On Mar 29, 2011, at 4:01 AM, Ketil Malde wrote:

> 
> I was thinking that we might want to keep e.g. Blast results' original
> offsets (which I believe are 1-based), so that you don't need to convert
> in order to do non-transforming operations (e.g. select a subset of
> results).  Using a different type would be good, since it would catch
> inadvertent mixing of conceptiually different values.
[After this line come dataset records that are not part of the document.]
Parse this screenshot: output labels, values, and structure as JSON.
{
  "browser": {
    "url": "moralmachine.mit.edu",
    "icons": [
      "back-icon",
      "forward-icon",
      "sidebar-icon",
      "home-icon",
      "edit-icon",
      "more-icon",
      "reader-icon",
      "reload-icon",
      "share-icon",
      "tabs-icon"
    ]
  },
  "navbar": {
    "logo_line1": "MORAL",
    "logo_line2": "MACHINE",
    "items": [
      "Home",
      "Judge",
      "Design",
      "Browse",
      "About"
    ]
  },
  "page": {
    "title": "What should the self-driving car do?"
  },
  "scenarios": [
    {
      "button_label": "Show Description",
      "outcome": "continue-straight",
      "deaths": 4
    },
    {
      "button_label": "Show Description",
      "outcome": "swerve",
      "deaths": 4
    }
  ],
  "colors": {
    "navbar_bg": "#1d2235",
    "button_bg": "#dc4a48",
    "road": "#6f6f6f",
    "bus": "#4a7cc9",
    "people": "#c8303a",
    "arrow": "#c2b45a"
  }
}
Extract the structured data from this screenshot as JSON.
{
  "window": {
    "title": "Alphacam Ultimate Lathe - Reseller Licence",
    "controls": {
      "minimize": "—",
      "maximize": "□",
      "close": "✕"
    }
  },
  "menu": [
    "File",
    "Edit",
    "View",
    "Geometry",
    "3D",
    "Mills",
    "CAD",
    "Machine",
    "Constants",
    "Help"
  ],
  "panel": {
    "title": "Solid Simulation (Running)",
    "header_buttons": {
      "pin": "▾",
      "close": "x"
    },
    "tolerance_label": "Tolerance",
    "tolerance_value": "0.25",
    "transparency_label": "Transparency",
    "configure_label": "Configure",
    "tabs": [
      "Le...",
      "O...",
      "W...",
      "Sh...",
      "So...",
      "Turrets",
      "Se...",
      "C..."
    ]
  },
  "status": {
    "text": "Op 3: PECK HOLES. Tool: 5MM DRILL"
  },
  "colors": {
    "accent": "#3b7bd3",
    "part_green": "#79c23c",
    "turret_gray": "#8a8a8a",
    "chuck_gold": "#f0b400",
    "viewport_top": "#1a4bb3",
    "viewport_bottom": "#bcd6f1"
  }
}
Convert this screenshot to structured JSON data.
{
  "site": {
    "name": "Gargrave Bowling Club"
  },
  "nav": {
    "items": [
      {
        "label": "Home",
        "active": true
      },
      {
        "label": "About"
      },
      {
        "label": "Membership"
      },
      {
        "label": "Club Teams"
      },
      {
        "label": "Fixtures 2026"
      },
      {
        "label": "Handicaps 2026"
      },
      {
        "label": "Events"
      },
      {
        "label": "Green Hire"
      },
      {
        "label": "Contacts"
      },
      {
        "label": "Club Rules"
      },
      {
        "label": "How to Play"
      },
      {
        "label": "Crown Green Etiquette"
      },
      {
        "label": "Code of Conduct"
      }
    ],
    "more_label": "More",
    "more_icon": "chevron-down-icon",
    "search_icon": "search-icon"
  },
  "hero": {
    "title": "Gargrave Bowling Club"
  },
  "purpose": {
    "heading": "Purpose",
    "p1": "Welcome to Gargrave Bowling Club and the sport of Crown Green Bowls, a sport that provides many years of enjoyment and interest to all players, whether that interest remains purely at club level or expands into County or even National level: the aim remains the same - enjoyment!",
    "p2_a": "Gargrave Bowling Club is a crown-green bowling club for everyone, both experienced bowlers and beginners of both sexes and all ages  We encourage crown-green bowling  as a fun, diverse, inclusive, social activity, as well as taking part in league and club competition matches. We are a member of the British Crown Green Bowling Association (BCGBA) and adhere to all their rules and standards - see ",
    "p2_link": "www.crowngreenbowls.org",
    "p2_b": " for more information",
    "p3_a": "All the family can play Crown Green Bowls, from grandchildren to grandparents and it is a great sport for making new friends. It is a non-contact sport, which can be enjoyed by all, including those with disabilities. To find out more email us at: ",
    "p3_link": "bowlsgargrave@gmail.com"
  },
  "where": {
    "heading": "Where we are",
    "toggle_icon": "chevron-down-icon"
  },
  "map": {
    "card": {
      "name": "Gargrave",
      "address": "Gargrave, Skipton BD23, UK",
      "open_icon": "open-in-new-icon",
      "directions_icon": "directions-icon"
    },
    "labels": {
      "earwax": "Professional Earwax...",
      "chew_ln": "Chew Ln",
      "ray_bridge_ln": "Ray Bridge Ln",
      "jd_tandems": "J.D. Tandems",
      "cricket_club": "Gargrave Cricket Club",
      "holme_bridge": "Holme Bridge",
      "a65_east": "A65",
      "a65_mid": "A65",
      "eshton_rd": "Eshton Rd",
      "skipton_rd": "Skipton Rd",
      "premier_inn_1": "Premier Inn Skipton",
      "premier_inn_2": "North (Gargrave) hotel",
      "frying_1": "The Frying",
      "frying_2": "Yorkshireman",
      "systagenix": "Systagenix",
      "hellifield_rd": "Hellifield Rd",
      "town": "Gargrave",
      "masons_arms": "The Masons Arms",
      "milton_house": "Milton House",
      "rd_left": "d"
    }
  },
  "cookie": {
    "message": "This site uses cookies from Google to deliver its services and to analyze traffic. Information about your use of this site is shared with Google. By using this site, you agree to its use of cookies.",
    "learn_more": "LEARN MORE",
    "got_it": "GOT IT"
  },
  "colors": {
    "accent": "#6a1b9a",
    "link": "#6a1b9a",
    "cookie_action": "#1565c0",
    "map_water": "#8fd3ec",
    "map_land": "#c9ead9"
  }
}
That sounds reasonable to me, though the time taken by one extra succ or pred 
is pretty small relative to the overall time required to convert between string 
and machine representation of numbers. However, that's a decision that's really 
independent of seqloc, and I think it makes sense to keep a single 0-based 
interface for seqloc. A Blast alignment library might have a data type with a 
qstart and a qend field containing 1-based Int64 indices and provide an 
accessor that handled any coordinate conversion needed to produce a seqloc 
location. That's what I do for GTF annotations (and BED annotations, whose 
coordinate scheme that wouldn't be captured perfectly by either 0-based or 
1-based indexing).

> Thus my call for a general Alignment class or data type, converting
> to (or accessing through) Alignment should convert to standard choices,
> and make things comparable - also alignment from different tools.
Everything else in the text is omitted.